Neun Jahre sind in der Geschichte eines Volkes eine kleine Spanne. Für uns, die wir sie durchleben mussten, sind sie eine unendliche Zeit. Was haben wir in diesen neun Jahren alles erlebt! Wie sehr lastet auf uns das Gefühl, dass wir unsere Wanderung noch nicht zu Ende gegangen sind! Und wie sind wir doch davon überzeugt, dass wir in unserer Zeit noch viel Schweres, aber auch viel Großes werden erleben müssen, bis wir das Werk vollendet haben, für das die Männer, deren Gedenken wir heute feierlich begehen wollen, gefallen sind.


Die Geschichte eines Volkes wandelt sich immerdar. Immer wieder müssen wir versuchen, sie neu zu begreifen. Wir müssen versuchen, den Bogen von der Gegenwart zu dem, was wir selber erlebt, zu dem, was wir selber getan, zu dem, was wir auch manchmal unterlassen haben, und zu dem, was aus der großen Vergangenheit unseres Volkes zu uns herüberreicht, zu spannen. Stets werden neue Generationen aus neuen Erlebnissen heraus ein neues Bild der Geschichte ihres Volkes und ein neues Bild auch der Ereignisse gewinnen, die wir an diesem Tag in die Erinnerung der Deutschen zurückrufen wollen.

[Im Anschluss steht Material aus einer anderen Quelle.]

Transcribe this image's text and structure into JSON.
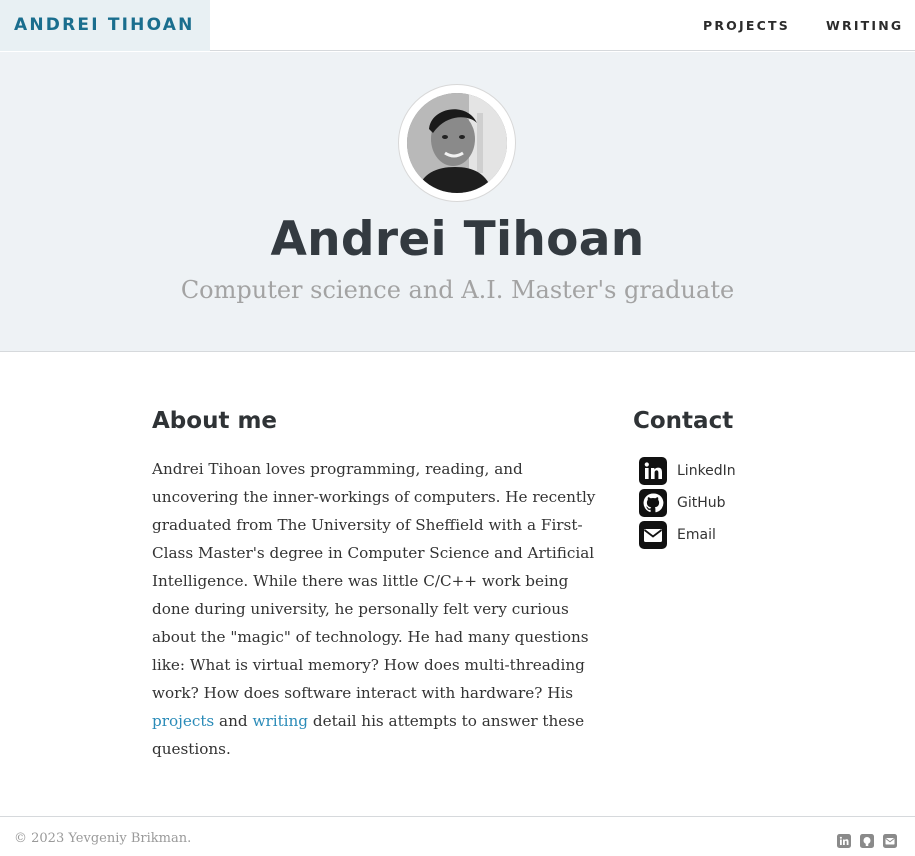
{
  "nav": {
    "brand": "ANDREI TIHOAN",
    "links": [
      "PROJECTS",
      "WRITING"
    ]
  },
  "hero": {
    "name": "Andrei Tihoan",
    "subtitle": "Computer science and A.I. Master's graduate"
  },
  "about": {
    "heading": "About me",
    "text_before": "Andrei Tihoan loves programming, reading, and uncovering the inner-workings of computers. He recently graduated from The University of Sheffield with a First-Class Master's degree in Computer Science and Artificial Intelligence. While there was little C/C++ work being done during university, he personally felt very curious about the \"magic\" of technology. He had many questions like: What is virtual memory? How does multi-threading work? How does software interact with hardware? His ",
    "link_projects": "projects",
    "text_and": " and ",
    "link_writing": "writing",
    "text_after": " detail his attempts to answer these questions."
  },
  "contact": {
    "heading": "Contact",
    "items": [
      {
        "label": "LinkedIn",
        "icon": "linkedin-icon"
      },
      {
        "label": "GitHub",
        "icon": "github-icon"
      },
      {
        "label": "Email",
        "icon": "email-icon"
      }
    ]
  },
  "footer": {
    "copyright": "© 2023 Yevgeniy Brikman.",
    "icons": [
      "linkedin-icon",
      "github-icon",
      "email-icon"
    ]
  },
  "colors": {
    "brand": "#1a6e8e",
    "brand_bg": "#e8f0f3",
    "hero_bg": "#eef2f5",
    "link": "#2a8bb8"
  }
}
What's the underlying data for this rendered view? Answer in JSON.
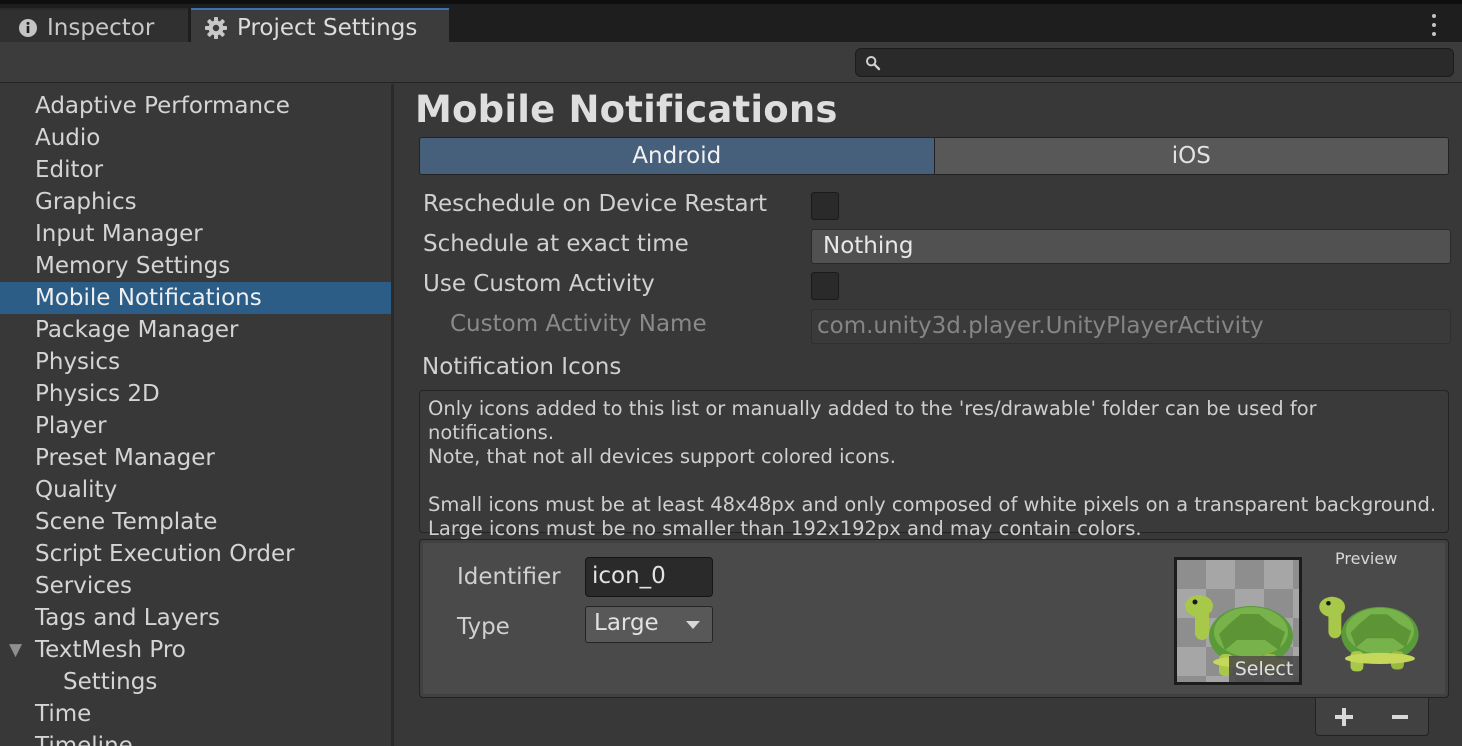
{
  "tabs": {
    "inspector": "Inspector",
    "project_settings": "Project Settings"
  },
  "search": {
    "placeholder": ""
  },
  "sidebar": {
    "items": [
      {
        "label": "Adaptive Performance"
      },
      {
        "label": "Audio"
      },
      {
        "label": "Editor"
      },
      {
        "label": "Graphics"
      },
      {
        "label": "Input Manager"
      },
      {
        "label": "Memory Settings"
      },
      {
        "label": "Mobile Notifications",
        "selected": true
      },
      {
        "label": "Package Manager"
      },
      {
        "label": "Physics"
      },
      {
        "label": "Physics 2D"
      },
      {
        "label": "Player"
      },
      {
        "label": "Preset Manager"
      },
      {
        "label": "Quality"
      },
      {
        "label": "Scene Template"
      },
      {
        "label": "Script Execution Order"
      },
      {
        "label": "Services"
      },
      {
        "label": "Tags and Layers"
      },
      {
        "label": "TextMesh Pro",
        "expanded": true
      },
      {
        "label": "Settings",
        "child": true
      },
      {
        "label": "Time"
      },
      {
        "label": "Timeline"
      }
    ]
  },
  "main": {
    "title": "Mobile Notifications",
    "platform_tabs": [
      "Android",
      "iOS"
    ],
    "active_platform": "Android",
    "fields": {
      "reschedule_label": "Reschedule on Device Restart",
      "reschedule_checked": false,
      "exact_time_label": "Schedule at exact time",
      "exact_time_value": "Nothing",
      "custom_activity_label": "Use Custom Activity",
      "custom_activity_checked": false,
      "custom_activity_name_label": "Custom Activity Name",
      "custom_activity_name_value": "com.unity3d.player.UnityPlayerActivity"
    },
    "notification_icons": {
      "label": "Notification Icons",
      "help_line1": "Only icons added to this list or manually added to the 'res/drawable' folder can be used for notifications.",
      "help_line2": "Note, that not all devices support colored icons.",
      "help_line3": "Small icons must be at least 48x48px and only composed of white pixels on a transparent background.",
      "help_line4": "Large icons must be no smaller than 192x192px and may contain colors.",
      "identifier_label": "Identifier",
      "identifier_value": "icon_0",
      "type_label": "Type",
      "type_value": "Large",
      "select_label": "Select",
      "preview_label": "Preview",
      "add_symbol": "+",
      "remove_symbol": "−"
    }
  },
  "colors": {
    "selection": "#2c5d87",
    "active_tab": "#46607c",
    "background": "#383838"
  }
}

Wenn wir heute hier beisammen sind, so gilt unser erstes Wort den Hinterbliebenen, die zu uns gekommen sind. Wir alle haben das einfache menschliche, unpathetische Bedürfnis, ihnen die Hand zu reichen in tiefem Verständnis und in tiefem Mitgefühl für die Trauer, die ihr Herz erfüllen muss, für die Trauer im Gedenken an die tapferen Männer, die sie verloren haben und die nicht mehr bei ihnen sein können. Wir alle in Deutschland, wo immer wir auch stehen und wo immer wir auch leben mögen, haben Menschen verloren, die uns nahe waren, die für unser Leben und für unser Herz etwas bedeuteten. Aber die Toten, deren Vermächtnis wir heute in die Erinnerung zurückrufen wollen, – sie waren tapfere, aufrechte Männer, die in der Geschichte unseres Volkes immer etwas bedeuten werden.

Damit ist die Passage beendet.